Mexico’s New President Faces Big Challenges
(MEXICO CITY) — When Enrique Peña Nieto was sworn in as Mexico’s president on Saturday, he agreed to lead a country of 115 million people that ranks as the world’s thirteenth largest economy and has become one of the top ten tourist destinations in the world.
Peña Nieto will make use of such data when he seeks foreign investors. But when he looks inside his massive country, the new president will also have to handle a territory plagued by extreme poverty, drug violence and special interests that can block the road to prosperity.
So what does he need to fix in this up-and-coming nation? It’s a long list, but after consulting with several economic and political experts, we’ve broken it down into the following:
The Economist points out, the tide now seems to be turning in Mexico’s favor. Higher labor costs in China and skyrocketing oil prices are once again turning this country into a good base for manufacturers who want to export goods to the U.S., and other places, too. Mexico now has free trade agreements with an astonishing 44 countries.
Yet, oil production has recently tanked in Mexico due to low investment in exploration, shrinking from over 3 million barrels a day at the beginning of this century to just 2.5 million barrels last year. This helps to make gas and electricity more expensive in the country, and has some economists insisting that the Mexican government open up the oil sector to competition, so that other companies aside from Pemex (the state-owned petroleum company) can also look for oil in Mexico.
But monopolies in other areas must also be tackled. Mexicans are forced to get most of their bread from Bimbo and almost all their cement comes from Cemex. Companies owned by multi-billlionaire Carlos Slim control 70 percent of the mobile phone market, and 75 percent of all broadband internet connections. According to The Economist, this situation makes connecting to broadband in Mexico twice as expensive as in Chile.
Mexico currently has one of the lowest educational standards among the world’s larger economies. According to the Organization for Economic Cooperation and Development (OECD), only 18 percent of Mexicans aged 18 to 64 are college graduates. OECD figures say that in Chile, 24 percent of people in that age group have a college degree, while in Israel that number shoots up to 45 percent.
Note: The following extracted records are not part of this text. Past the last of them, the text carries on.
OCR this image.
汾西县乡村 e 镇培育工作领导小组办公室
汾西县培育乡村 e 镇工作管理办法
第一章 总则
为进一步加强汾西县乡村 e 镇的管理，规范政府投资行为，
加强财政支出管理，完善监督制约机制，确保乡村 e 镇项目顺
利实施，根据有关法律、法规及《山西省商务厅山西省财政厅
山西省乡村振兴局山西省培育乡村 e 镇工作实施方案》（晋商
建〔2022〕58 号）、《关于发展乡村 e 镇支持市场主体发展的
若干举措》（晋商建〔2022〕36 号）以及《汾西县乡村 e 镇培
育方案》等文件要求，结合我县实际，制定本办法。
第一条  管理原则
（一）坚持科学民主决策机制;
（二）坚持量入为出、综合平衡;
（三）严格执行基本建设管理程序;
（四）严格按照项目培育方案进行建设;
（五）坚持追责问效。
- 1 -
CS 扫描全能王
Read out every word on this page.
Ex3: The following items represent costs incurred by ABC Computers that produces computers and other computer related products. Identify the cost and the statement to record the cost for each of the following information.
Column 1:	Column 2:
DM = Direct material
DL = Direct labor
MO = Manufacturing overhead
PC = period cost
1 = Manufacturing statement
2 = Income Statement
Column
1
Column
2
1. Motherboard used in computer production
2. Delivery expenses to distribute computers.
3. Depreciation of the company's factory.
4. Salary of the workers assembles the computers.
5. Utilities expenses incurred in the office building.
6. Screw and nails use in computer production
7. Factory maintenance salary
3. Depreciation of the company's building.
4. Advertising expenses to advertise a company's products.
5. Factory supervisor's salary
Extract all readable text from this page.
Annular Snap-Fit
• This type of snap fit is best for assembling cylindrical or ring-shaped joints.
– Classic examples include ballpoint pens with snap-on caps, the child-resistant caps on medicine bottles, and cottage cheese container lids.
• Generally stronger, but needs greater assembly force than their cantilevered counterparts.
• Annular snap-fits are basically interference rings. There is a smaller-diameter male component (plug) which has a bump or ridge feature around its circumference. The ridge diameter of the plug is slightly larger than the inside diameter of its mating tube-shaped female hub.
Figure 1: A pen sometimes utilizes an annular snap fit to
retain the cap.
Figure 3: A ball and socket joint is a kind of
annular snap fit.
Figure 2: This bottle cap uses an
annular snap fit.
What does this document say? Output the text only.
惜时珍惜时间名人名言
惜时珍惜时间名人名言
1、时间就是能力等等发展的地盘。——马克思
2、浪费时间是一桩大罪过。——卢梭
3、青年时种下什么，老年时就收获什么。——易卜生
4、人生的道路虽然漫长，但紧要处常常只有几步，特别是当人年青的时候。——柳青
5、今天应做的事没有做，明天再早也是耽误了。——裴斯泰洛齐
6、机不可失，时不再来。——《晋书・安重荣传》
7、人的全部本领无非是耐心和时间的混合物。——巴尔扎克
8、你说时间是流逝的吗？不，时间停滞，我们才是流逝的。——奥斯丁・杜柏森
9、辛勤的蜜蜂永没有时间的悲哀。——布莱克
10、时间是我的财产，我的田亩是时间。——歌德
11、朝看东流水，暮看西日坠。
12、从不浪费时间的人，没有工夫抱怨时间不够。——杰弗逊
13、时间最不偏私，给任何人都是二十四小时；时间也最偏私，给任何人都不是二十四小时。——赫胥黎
To improve Mexico’s education system, Peña Nieto will have to tackle strong teacher unions that administer posts to family members and not to those who are best qualified to teach. He will have to implement measures that are unpopular with the unions, like forcing teachers to take standardized tests and linking teachers’ tenure to results. It will be a complicated task, as many leaders from Mexico’s one million-strong Education Workers Union have close links to PRI politicians at the state and national levels, and the union actually forms part of the PRI’s electoral base.
Peña Nieto takes over a country plagued by violence. NGOs estimate that more than sixty thousand people have died from drug violence over the past six years. The number of cartels with the capacity to export large drug shipments to the U.S. also increased from four to seven during outgoing President Calderon´s six-year term, according to the BBC.
To tackle the drug violence problem, Peña Nieto will have to work with the U.S. on decreasing the smuggling of weapons across the border. He’ll also have to work with Mexico’s northern neighbor on ways to reduce demand for drugs, and he’ll have to decrease impunity in Mexico, where more than nine out of 10 homicides go unpunished.
The growing influence of drug cartels in Mexico also means that the country has become more corrupt. In just two years, from 2009 to 2011, Mexico fell from 89 in Transparency International’s “Corruptions Perceptions Index” to 100, where first place equals “least corrupt.” Meanwhile, Mexico ranked only above Russia and China in the 2011 Bribe Payers Index, a survey that ranks 28 different countries according to the likelihood that their companies will pay bribes when working abroad.
One issue Peña Nieto will have to look at is how to make state governors more accountable with the money that they receive from the federal government. Currently there is no pressure on them to disclose what they are doing with those funds to the general public. Another challenge for the incoming president of Mexico will be to provide local government officials with incentives to please people and not local party leaders.